La famille d'Alexandre vivait chichement sans être pauvre, ils s'exprimaient avec des mots simples sans être idiots, existaient sans vivre.
La forêt crache les hommes comme des pépins, les bois bruissent, des traînées de brume couronnent leurs faîtes au lever du soleil, la lumière les habille. À l'automne, des vents furieux secouent les arbres. Les racines émergent alors du sol, les cimes retournent à la poussière, le sable, les branches et la boue séchée s'enlacent en tourbillons au-dessus des toits. Les fourmis s'abritent dans le ventre des collines, les renards trouent le sol, les cerfs s'enfuient ; les corbeaux, eux, résistent toujours à la violence des éléments.
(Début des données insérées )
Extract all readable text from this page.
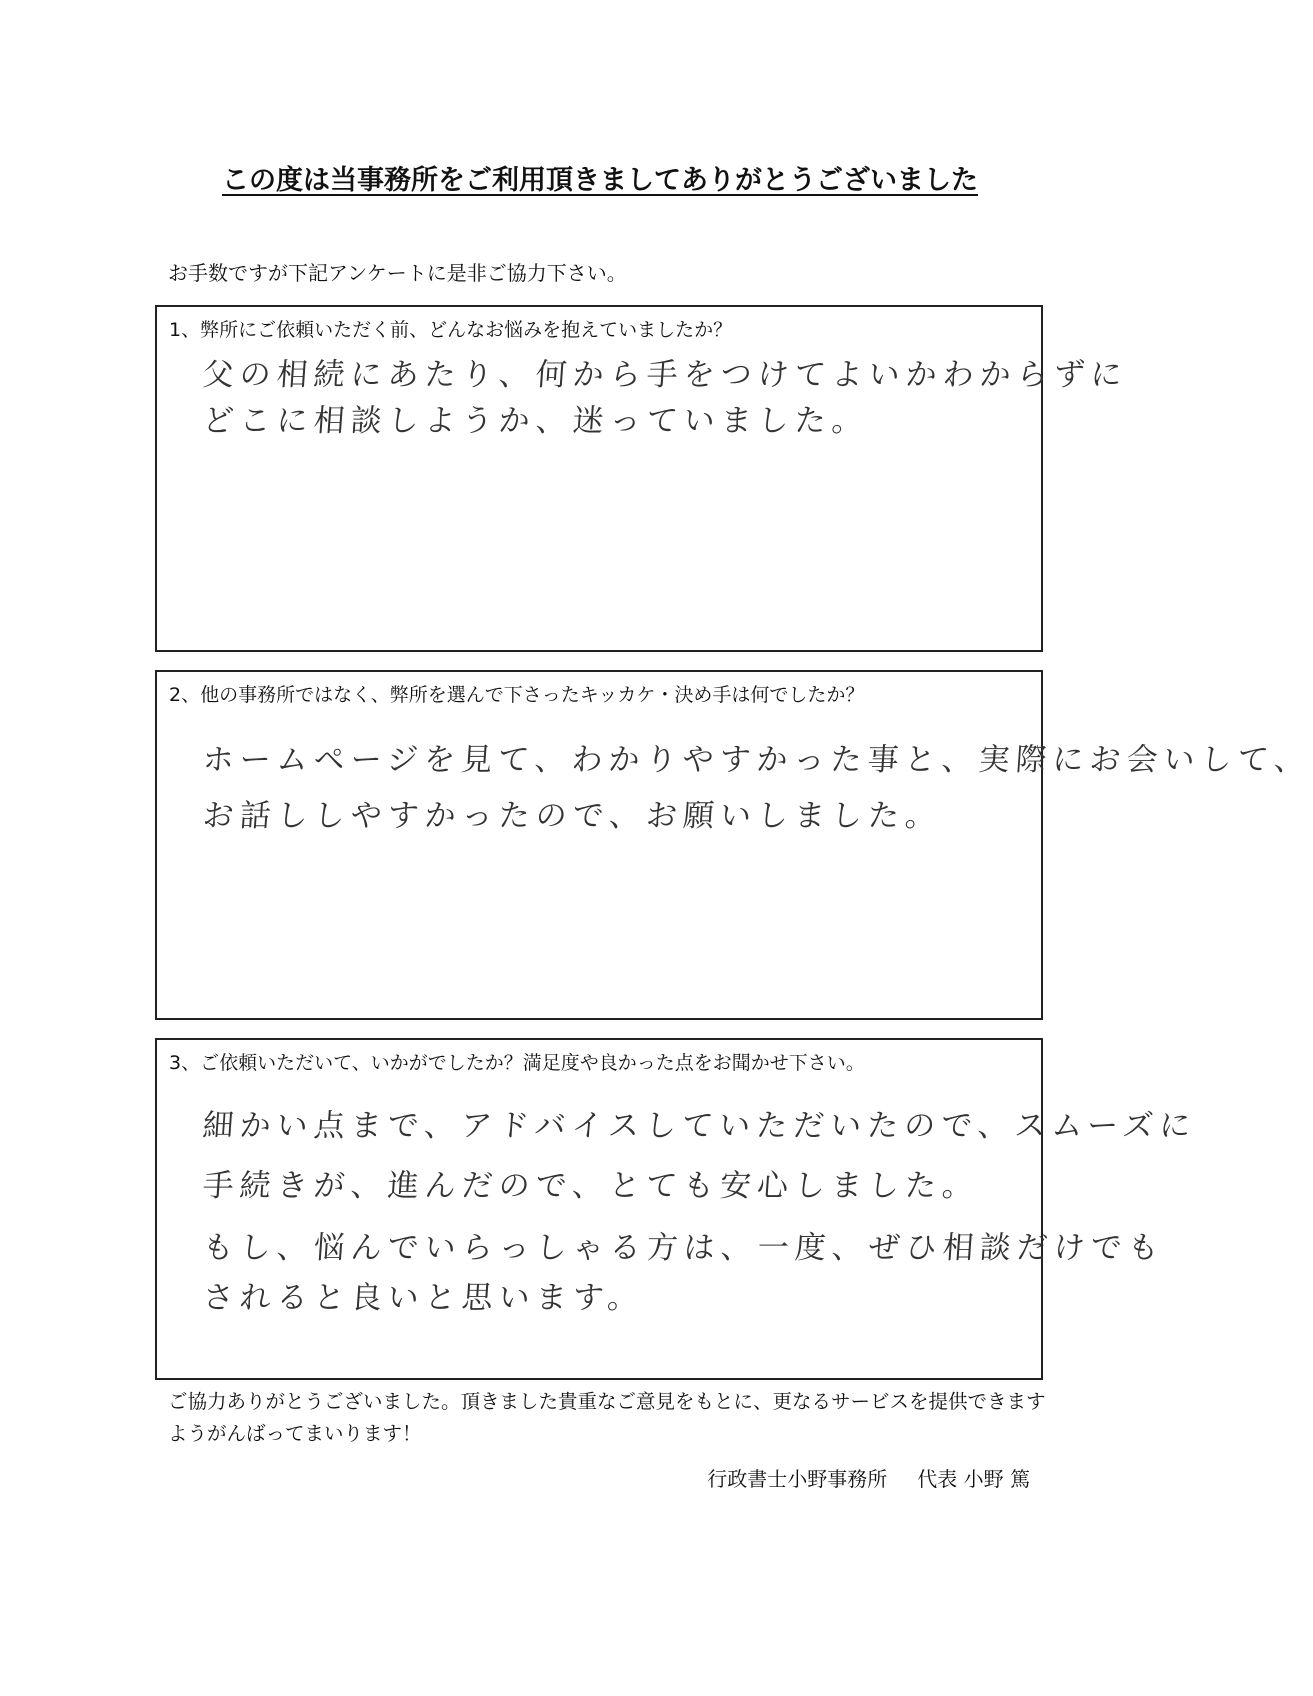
この度は当事務所をご利用頂きましてありがとうございました
お手数ですが下記アンケートに是非ご協力下さい。
1、弊所にご依頼いただく前、どんなお悩みを抱えていましたか？
父の相続にあたり、何から手をつけてよいかわからずに
どこに相談しようか、迷っていました。
2、他の事務所ではなく、弊所を選んで下さったキッカケ・決め手は何でしたか？
ホームページを見て、わかりやすかった事と、実際にお会いして、
お話ししやすかったので、お願いしました。
3、ご依頼いただいて、いかがでしたか？満足度や良かった点をお聞かせ下さい。
細かい点まで、アドバイスしていただいたので、スムーズに
手続きが、進んだので、とても安心しました。
もし、悩んでいらっしゃる方は、一度、ぜひ相談だけでも
されると良いと思います。
ご協力ありがとうございました。頂きました貴重なご意見をもとに、更なるサービスを提供できますようがんばってまいります！
行政書士小野事務所 代表 小野 篤
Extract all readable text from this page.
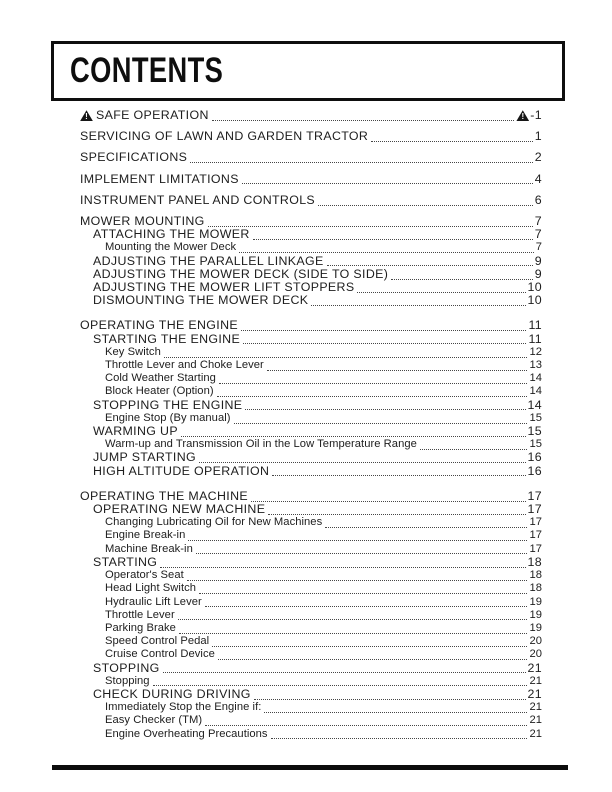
CONTENTS
!
SAFE OPERATION !	-1
SERVICING OF LAWN AND GARDEN TRACTOR	1
SPECIFICATIONS	2
IMPLEMENT LIMITATIONS	4
INSTRUMENT PANEL AND CONTROLS	6
MOWER MOUNTING	7
ATTACHING THE MOWER	7
Mounting the Mower Deck	7
ADJUSTING THE PARALLEL LINKAGE	9
ADJUSTING THE MOWER DECK (SIDE TO SIDE)	9
ADJUSTING THE MOWER LIFT STOPPERS	10
DISMOUNTING THE MOWER DECK	10
OPERATING THE ENGINE	11
STARTING THE ENGINE	11
Key Switch	12
Throttle Lever and Choke Lever	13
Cold Weather Starting	14
Block Heater (Option)	14
STOPPING THE ENGINE	14
Engine Stop (By manual)	15
WARMING UP	15
Warm-up and Transmission Oil in the Low Temperature Range	15
JUMP STARTING	16
HIGH ALTITUDE OPERATION	16
OPERATING THE MACHINE	17
OPERATING NEW MACHINE	17
Changing Lubricating Oil for New Machines	17
Engine Break-in	17
Machine Break-in	17
STARTING	18
Operator's Seat	18
Head Light Switch	18
Hydraulic Lift Lever	19
Throttle Lever	19
Parking Brake	19
Speed Control Pedal	20
Cruise Control Device	20
STOPPING	21
Stopping	21
CHECK DURING DRIVING	21
Immediately Stop the Engine if:	21
Easy Checker (TM)	21
Engine Overheating Precautions	21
Les hommes, pourtant, estiment pouvoir dominer la nature, discipliner ses turbulences, ils pensent la connaître. Ils s'y engouffrent pour la combler de leur présence, en oubliant, dans un terrible excès d'orgueil, qu'elle était là avant eux, qu'elle ne leur appartient pas, mais qu'ils lui appartiennent. Elle peut les broyer à la seule force de sa respiration, elle n'a qu'à frémir pour qu'ils disparaissent.
Le domaine Marchère lui apparaîtrait nettement, comme un paysage après la brume. Une fois le brouillard des sapins levé sur la colline, Aimée retiendrait dans sa gorge un hoquet de surprise : jamais elle n’aurait vu un lieu pareil, jamais elle n’aurait pensé y vivre.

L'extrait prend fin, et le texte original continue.